Daniel Pelletier n'oublie pas ses origines. Après 30 ans d'acquisitions et d'innovations dans le secteur du mobilier de bureau, quand on lui demande lequel de ses produits il préfère, le président d'Artopex cite le matériau de ses débuts: la mélamine.

«Quand tu as coupé ton produit toi-même sur un banc de scie, tu y es attaché...», évoque-t-il.

En 1980, tout au début de la vingtaine, il avait fondé Pro-Meubles, un petit fabricant de meubles de bureau en mélamine. Le matériau était nouveau et il avait vu là l'occasion de se lancer en affaires.

Il mesure la distance parcourue depuis lors en soulignant que sa plus récente gamme de mobilier autoportant, Air Line, a fait l'objet, en juin dernier, du plus important contrat jamais conclu par l'entreprise: une entente de dix ans évaluée à 50 millions avec Hydro-Québec.
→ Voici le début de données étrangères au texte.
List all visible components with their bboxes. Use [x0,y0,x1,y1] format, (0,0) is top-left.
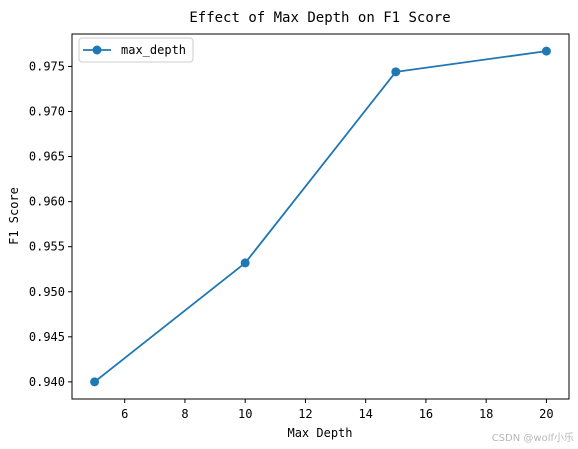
y-tick-label: 0.960 [29,195,65,209]
x-tick-label: 16 [419,407,433,421]
y-tick-label: 0.970 [29,105,65,119]
chart-title: Effect of Max Depth on F1 Score [189,10,450,26]
x-tick-label: 14 [358,407,372,421]
x-tick-label: 20 [539,407,553,421]
x-tick-label: 12 [298,407,312,421]
data-point [90,377,100,387]
series-layer [90,46,551,387]
x-axis-label: Max Depth [287,426,352,440]
x-tick-label: 8 [181,407,188,421]
y-tick-label: 0.955 [29,240,65,254]
data-point [240,258,250,268]
y-tick-label: 0.975 [29,59,65,73]
x-axis: 6 8 10 12 14 16 18 20 [121,399,554,421]
y-axis-label: F1 Score [7,187,21,245]
plot-area [71,33,570,400]
y-axis: 0.940 0.945 0.950 0.955 0.960 0.965 0.970 0.975 [29,59,72,389]
x-tick-label: 6 [121,407,128,421]
watermark: CSDN @wolf小乐 [492,432,574,444]
legend-label-max-depth: max_depth [121,43,186,57]
y-tick-label: 0.950 [29,285,65,299]
legend-frame [78,37,194,63]
legend: max_depth [78,37,194,63]
legend-marker [92,45,102,55]
y-tick-label: 0.945 [29,330,65,344]
data-point [391,67,401,77]
series-line-max-depth [93,50,548,383]
data-point [541,46,551,56]
y-tick-label: 0.940 [29,375,65,389]
y-tick-label: 0.965 [29,150,65,164]
x-tick-label: 18 [479,407,493,421]
x-tick-label: 10 [238,407,252,421]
Pour des contrats comme celui-là, Daniel Pelletier se bat en Amérique du Nord contre les géants du mobilier de bureau - les Steelcase, Allsteel, et autres Herman Miller.

Devant ces Goliath, Artopex est pourtant un David, mais il a l'avantage de l'agilité. Aucun concurrent de même taille n'offre une gamme de mobilier de bureau aussi complète et aucun géant ne peut répondre aussi rapidement aux demandes particulières.
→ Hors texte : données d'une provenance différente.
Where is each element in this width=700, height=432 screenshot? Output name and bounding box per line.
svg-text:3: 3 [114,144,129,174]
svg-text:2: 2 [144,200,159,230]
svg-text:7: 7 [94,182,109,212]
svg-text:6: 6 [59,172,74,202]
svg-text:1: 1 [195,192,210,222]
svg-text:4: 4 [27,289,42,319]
«On a une grande flexibilité, explique Daniel Pelletier. Adapter nos produits existants pour le besoin du client, c'est quelque chose qu'on peut faire facilement. D'ailleurs, près de 35% de notre production est constituée de produits adaptés et de commandes spéciales.»

Cet avantage, cette place, Daniel Pelletier les a gagnés à coups d'acquisitions. Il a construit son entreprise comme on monte un meuble de bureau, pièce par pièce. «Le but des acquisitions est simple, décrit-il. Notre vision, à mes frères et moi, était d'être capables d'offrir tous les produits de mobilier de bureau sous le même toit. On y est allés une étape à la fois.»

Achats ciblés

En 1987, Pro-Meubles achète Le Chaisier, ce qui lui permet de glisser des fauteuils derrière ses bureaux en mélamine. Les classeurs métalliques s'ajoutent à l'aménagement avec l'acquisition d'Industrie Saro, en 1991.
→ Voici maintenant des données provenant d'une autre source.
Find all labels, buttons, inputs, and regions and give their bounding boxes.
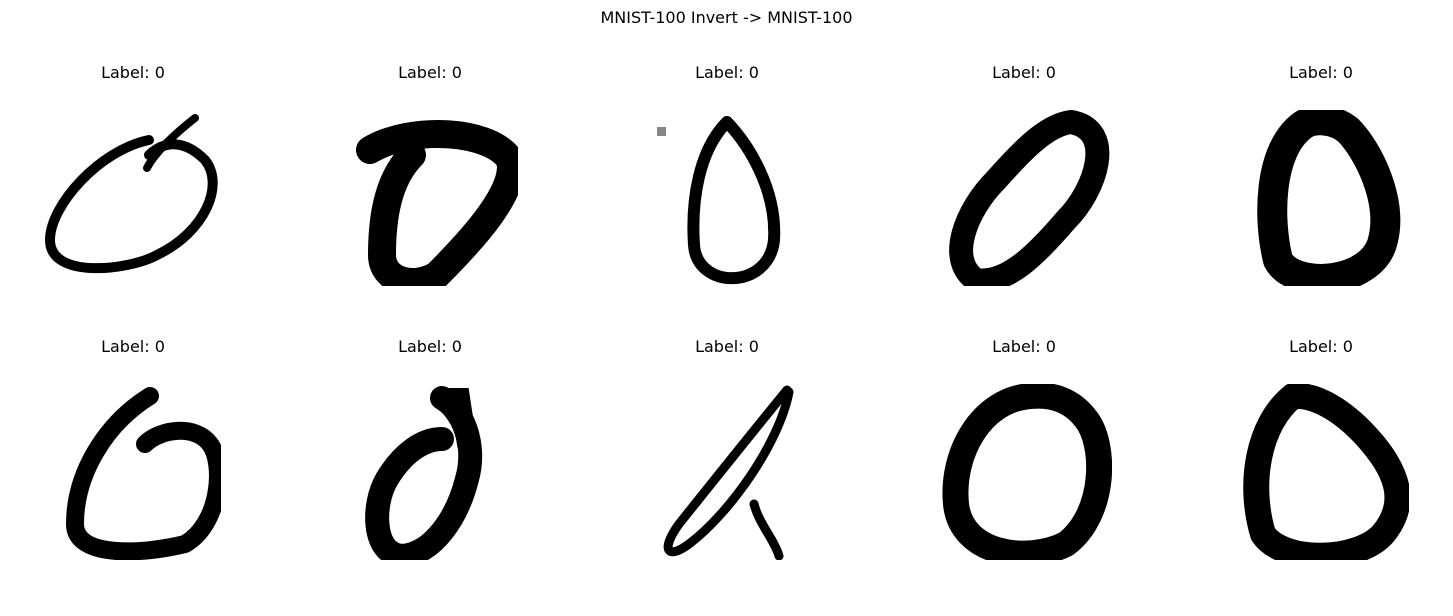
figure-title: MNIST-100 Invert -> MNIST-100: [600, 8, 853, 27]
panel-label: Label: 0: [398, 337, 462, 356]
digit-image: [45, 110, 221, 286]
digit-image: [1233, 110, 1409, 286]
digit-image: [45, 384, 221, 560]
panel-label: Label: 0: [101, 63, 165, 82]
panel-label: Label: 0: [992, 337, 1056, 356]
digit-image: [342, 110, 518, 286]
panel-label: Label: 0: [992, 63, 1056, 82]
digit-image: [936, 384, 1112, 560]
digit-image: [1233, 384, 1409, 560]
digit-image: [639, 110, 815, 286]
panel-label: Label: 0: [1289, 337, 1353, 356]
panel-label: Label: 0: [695, 63, 759, 82]
panel-label: Label: 0: [101, 337, 165, 356]
digit-image: [936, 110, 1112, 286]
digit-image: [342, 384, 518, 560]
panel-label: Label: 0: [398, 63, 462, 82]
panel-label: Label: 0: [1289, 63, 1353, 82]
digit-image: [639, 384, 815, 560]
panel-label: Label: 0: [695, 337, 759, 356]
Mais la plus grosse bouchée a été gobée en 1993 avec l'achat du fabricant de systèmes de bureau Artopex, alors en pleine débandade financière. «Il était trois fois plus gros que nous», souligne Daniel Pelletier.

Mais le risque était justifié: les produits d'Artopex étaient excellents, sa notoriété très grande, et elle avait déjà ouvert le marché américain.

«On est tombés alors dans la Ligue nationale», commente-t-il. La compagnie accédait ainsi au monde du mobilier de collectivité, mieux connu sous l'expression anglaise contract furniture.

Pour les besoins d'un contrat de fauteuils d'aéroport, Artopex établit des liens avec TEC Innovation, une petite entreprise de Sherbrooke spécialisée dans le recouvrement en cuir. «Ça s'est tellement bien passé qu'on a acheté la compagnie!», rigole Daniel Pelletier.

Deux ans plus tard, en 2005, l'achat de Standard Desk introduit le mobilier de bois dans la gamme.

«Ce ne sont pas juste des ressources matérielles que nous acquérons, ce sont aussi des connaissances, indique-t-il. Ça a toujours profité à tout le monde à l'interne. C'est entré dans la culture de l'entreprise.»

Artopex compte maintenant quelque 425 employés. Sa gamme de produits est à peu près complète. Fini, les acquisitions? Pas nécessairement. Pas encore. Il est toujours possible de gagner d'autres parts de marché.